The first one is XAML Power Toys 4.0, this is a Visual Studio 2008 SP1 Add-Id that empowers WPF & Silverlight developers while working in the XAML editor. XAML Power Toys generates .NET 3.5 SP1 WPF compliant XAML and Silverlight 2.0 compliant XAML.

Although this is what the web site says, if you go through some of the videos, which I highly recommend you watch to get really excited, you find that the tool does so much more. It also generates M-V-VM code based on some pretty sophisticated wizards.

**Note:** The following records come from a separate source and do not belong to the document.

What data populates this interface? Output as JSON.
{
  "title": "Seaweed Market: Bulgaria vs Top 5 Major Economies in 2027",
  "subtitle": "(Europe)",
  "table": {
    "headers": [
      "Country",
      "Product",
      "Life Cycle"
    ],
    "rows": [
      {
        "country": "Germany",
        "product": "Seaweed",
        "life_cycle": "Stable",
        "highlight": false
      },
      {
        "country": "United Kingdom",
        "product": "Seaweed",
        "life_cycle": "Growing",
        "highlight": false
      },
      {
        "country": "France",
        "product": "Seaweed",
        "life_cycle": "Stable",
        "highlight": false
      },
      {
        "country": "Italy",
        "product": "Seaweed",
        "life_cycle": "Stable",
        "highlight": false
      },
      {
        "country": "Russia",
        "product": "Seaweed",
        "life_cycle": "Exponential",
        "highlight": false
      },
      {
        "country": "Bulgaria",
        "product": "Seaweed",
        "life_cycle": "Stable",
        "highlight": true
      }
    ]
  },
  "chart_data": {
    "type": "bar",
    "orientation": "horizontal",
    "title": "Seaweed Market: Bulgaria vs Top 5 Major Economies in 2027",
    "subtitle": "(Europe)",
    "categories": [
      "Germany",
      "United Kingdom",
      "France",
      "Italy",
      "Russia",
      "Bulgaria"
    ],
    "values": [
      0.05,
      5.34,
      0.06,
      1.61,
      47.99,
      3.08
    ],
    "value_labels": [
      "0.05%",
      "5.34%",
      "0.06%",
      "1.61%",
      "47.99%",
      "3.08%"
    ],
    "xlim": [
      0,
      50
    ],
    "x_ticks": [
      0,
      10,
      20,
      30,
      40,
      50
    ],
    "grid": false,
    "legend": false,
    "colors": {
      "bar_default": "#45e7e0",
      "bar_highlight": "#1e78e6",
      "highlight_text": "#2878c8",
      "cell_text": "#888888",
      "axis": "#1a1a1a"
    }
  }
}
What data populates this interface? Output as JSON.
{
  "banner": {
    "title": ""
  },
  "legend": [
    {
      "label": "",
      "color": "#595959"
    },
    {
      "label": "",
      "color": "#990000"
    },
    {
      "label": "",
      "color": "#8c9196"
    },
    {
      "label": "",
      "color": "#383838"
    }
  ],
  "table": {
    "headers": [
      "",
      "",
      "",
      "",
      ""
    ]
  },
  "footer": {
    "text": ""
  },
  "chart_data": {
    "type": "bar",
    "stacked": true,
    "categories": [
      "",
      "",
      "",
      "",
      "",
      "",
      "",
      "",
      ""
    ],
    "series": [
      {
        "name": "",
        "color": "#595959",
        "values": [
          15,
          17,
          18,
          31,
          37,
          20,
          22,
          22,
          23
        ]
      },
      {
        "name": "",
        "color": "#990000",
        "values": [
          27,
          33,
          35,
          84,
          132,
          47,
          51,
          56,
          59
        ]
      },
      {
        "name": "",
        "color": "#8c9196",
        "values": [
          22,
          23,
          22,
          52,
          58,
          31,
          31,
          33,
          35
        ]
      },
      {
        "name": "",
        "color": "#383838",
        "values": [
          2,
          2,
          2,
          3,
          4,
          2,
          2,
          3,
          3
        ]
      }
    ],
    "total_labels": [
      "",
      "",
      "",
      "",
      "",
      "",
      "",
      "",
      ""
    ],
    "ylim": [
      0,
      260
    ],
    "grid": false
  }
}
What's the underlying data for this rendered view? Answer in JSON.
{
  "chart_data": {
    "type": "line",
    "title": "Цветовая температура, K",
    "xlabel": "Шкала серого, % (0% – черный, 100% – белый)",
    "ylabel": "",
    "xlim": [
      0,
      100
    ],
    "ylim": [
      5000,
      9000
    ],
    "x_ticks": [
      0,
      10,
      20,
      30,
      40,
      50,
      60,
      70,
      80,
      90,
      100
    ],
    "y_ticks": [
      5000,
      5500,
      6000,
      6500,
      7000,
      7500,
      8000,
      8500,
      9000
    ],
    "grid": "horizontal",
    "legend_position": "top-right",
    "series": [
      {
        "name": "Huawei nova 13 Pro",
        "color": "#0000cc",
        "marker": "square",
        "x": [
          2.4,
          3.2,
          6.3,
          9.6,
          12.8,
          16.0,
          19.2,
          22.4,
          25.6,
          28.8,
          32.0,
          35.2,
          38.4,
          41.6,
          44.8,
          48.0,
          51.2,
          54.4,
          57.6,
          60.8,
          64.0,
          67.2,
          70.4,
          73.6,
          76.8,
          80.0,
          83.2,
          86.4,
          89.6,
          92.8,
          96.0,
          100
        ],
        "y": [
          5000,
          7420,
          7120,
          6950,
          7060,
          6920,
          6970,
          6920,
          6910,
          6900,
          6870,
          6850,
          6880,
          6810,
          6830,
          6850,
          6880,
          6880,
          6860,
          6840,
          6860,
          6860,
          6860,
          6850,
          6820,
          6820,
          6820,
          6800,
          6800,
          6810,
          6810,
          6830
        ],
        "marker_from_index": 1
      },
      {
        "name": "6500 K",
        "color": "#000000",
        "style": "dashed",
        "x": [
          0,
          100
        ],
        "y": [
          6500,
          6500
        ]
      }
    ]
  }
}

There is so much to say about this tool but I think it is better for you to take a look at the site @ http://karlshifflett.wordpress.com/xaml-power-toys/

Don’t forget to watch the videos!!!

Mole 4.2 for Visual Studio

The next one is a tool, well actually more than a tool…, from the same people. This tool helps you traverse through objects during debugging scenarios. Again, you just need to take a look at the videos, it is pretty cool what you can do and the depth of information you can get from it. The Mole works with WPF, WCF, WF, WinForms and ASP.NET.

Mole is a Visual Studio visualizer. Visualizers have been part of Visual Studio since version 2005. During debugging sessions, visualizers allow developers to view objects and data using a customized interface. Visual Studio ships with several simple but useful visualizers.

Mole was designed to not only allow the developer to view objects or data, but to also allow the developer to drill into properties of those objects and then edit them. Mole allows unlimited drilling into objects and sub-objects. When Mole finds an IEnumerable object, the data can be viewed in a DataGridView or in the properties grid. Mole easily handles collections that contain multiple types of data. Mole also allows the developer to view non-public fields of all these same objects. You can learn a lot about the .NET framework by drilling around your application’s data.

Depending on the type of object you are visualizing you can view properties, fields, IEnumerable collection data, an image of the data/control, and run-time XAML.